Improving the BulkLoad Efficiency¶
Scenario¶
BulkLoad uses MapReduce jobs to directly generate files that comply with the internal data format of HBase, and then loads the generated StoreFiles to a running cluster. Compared with HBase APIs, BulkLoad saves more CPU and network resources.

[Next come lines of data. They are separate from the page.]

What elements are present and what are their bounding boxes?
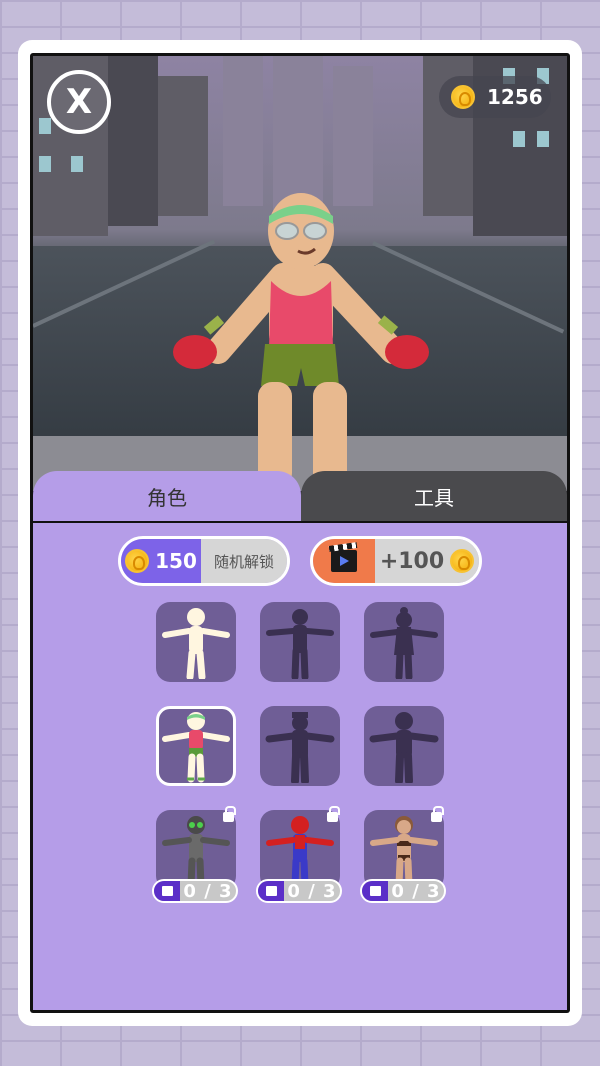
character-model	[173, 193, 429, 489]
character-thumb-goggles-robot	[162, 816, 230, 887]
character-thumb-silhouette	[369, 712, 439, 783]
lock-icon	[223, 806, 236, 822]
video-icon	[161, 886, 173, 896]
character-thumb-default	[162, 608, 230, 679]
character-slot-silhouette-3[interactable]	[364, 602, 444, 682]
coin-icon	[125, 549, 150, 573]
unlock-progress-badge: 0 / 3	[152, 879, 238, 903]
random-unlock-price: 150	[155, 549, 197, 573]
character-slot-silhouette-6[interactable]	[364, 706, 444, 786]
lock-icon	[431, 806, 444, 822]
coin-balance-value: 1256	[487, 85, 543, 109]
character-slot-goggles-robot[interactable]: 0 / 3	[152, 806, 238, 903]
random-unlock-button[interactable]: 150 随机解锁	[118, 536, 290, 586]
character-thumb-spider-hero	[266, 816, 334, 887]
tab-characters[interactable]: 角色	[33, 471, 301, 521]
character-slot-spider-hero[interactable]: 0 / 3	[256, 806, 342, 903]
unlock-progress-text: 0 / 3	[183, 880, 233, 902]
ad-reward-amount: +100	[379, 548, 445, 574]
video-icon	[265, 886, 277, 896]
character-thumb-silhouette	[265, 712, 335, 783]
tab-tools[interactable]: 工具	[301, 471, 567, 521]
coin-icon	[450, 549, 475, 573]
character-preview-scene: X 1256	[33, 56, 567, 491]
video-icon	[369, 886, 381, 896]
random-unlock-label: 随机解锁	[201, 539, 287, 583]
character-thumb-silhouette	[266, 609, 334, 679]
character-slot-silhouette-5[interactable]	[260, 706, 340, 786]
tab-characters-label: 角色	[147, 485, 187, 510]
character-thumb-silhouette	[370, 607, 438, 679]
character-thumb-bikini-girl	[370, 816, 438, 887]
video-clapper-icon	[331, 550, 357, 572]
watch-ad-coins-button[interactable]: +100	[310, 536, 482, 586]
coin-balance: 1256	[439, 76, 551, 118]
character-slot-silhouette-2[interactable]	[260, 602, 340, 682]
character-slot-headband-boxer[interactable]	[156, 706, 236, 786]
shop-frame: X 1256 角色 工具 150 随机解锁 +100 0 / 3 0 / 3 0…	[30, 53, 570, 1013]
close-button[interactable]: X	[47, 70, 111, 134]
unlock-progress-text: 0 / 3	[287, 880, 337, 902]
character-slot-bikini-girl[interactable]: 0 / 3	[360, 806, 446, 903]
unlock-progress-text: 0 / 3	[391, 880, 441, 902]
character-thumb-headband-boxer	[162, 712, 230, 783]
lock-icon	[327, 806, 340, 822]
unlock-progress-badge: 0 / 3	[360, 879, 446, 903]
tab-tools-label: 工具	[414, 485, 454, 510]
unlock-progress-badge: 0 / 3	[256, 879, 342, 903]
character-slot-default[interactable]	[156, 602, 236, 682]
coin-icon	[451, 85, 475, 109]
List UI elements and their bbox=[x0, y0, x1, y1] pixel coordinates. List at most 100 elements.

ImportTSV is an HBase table data loading tool.
Note
This section applies to MRS 3.x and later versions.
Prerequisites¶
When using BulkLoad, the output path of the file has been specified using the Dimporttsv.bulk.output parameter.
Procedure¶
Add the following parameter to the BulkLoad command when performing a batch loading task:
Parameter | Description | Value |
---|---|---|
-Dimporttsv.mapper.class | The construction of key-value pairs is moved from the user-defined mapper to reducer to improve performance. The mapper only needs to send the original text in each row to the reducer. The reducer parses the record in each row and creates a key-value) pair. Note When this parameter is set to org.apache.hadoop.hbase.mapreduce.TsvImporterByteMapper, this parameter is used only when the batch loading command without the HBASE_CELL_VISIBILITY OR HBASE_CELL_TTL option is executed. The org.apache.hadoop.hbase.mapreduce.TsvImporterByteMapper provides better performance. | org.apache.hadoop.hbase.mapreduce.TsvImporterByteMapper and org.apache.hadoop.hbase.mapreduce.TsvImporterTextMapper |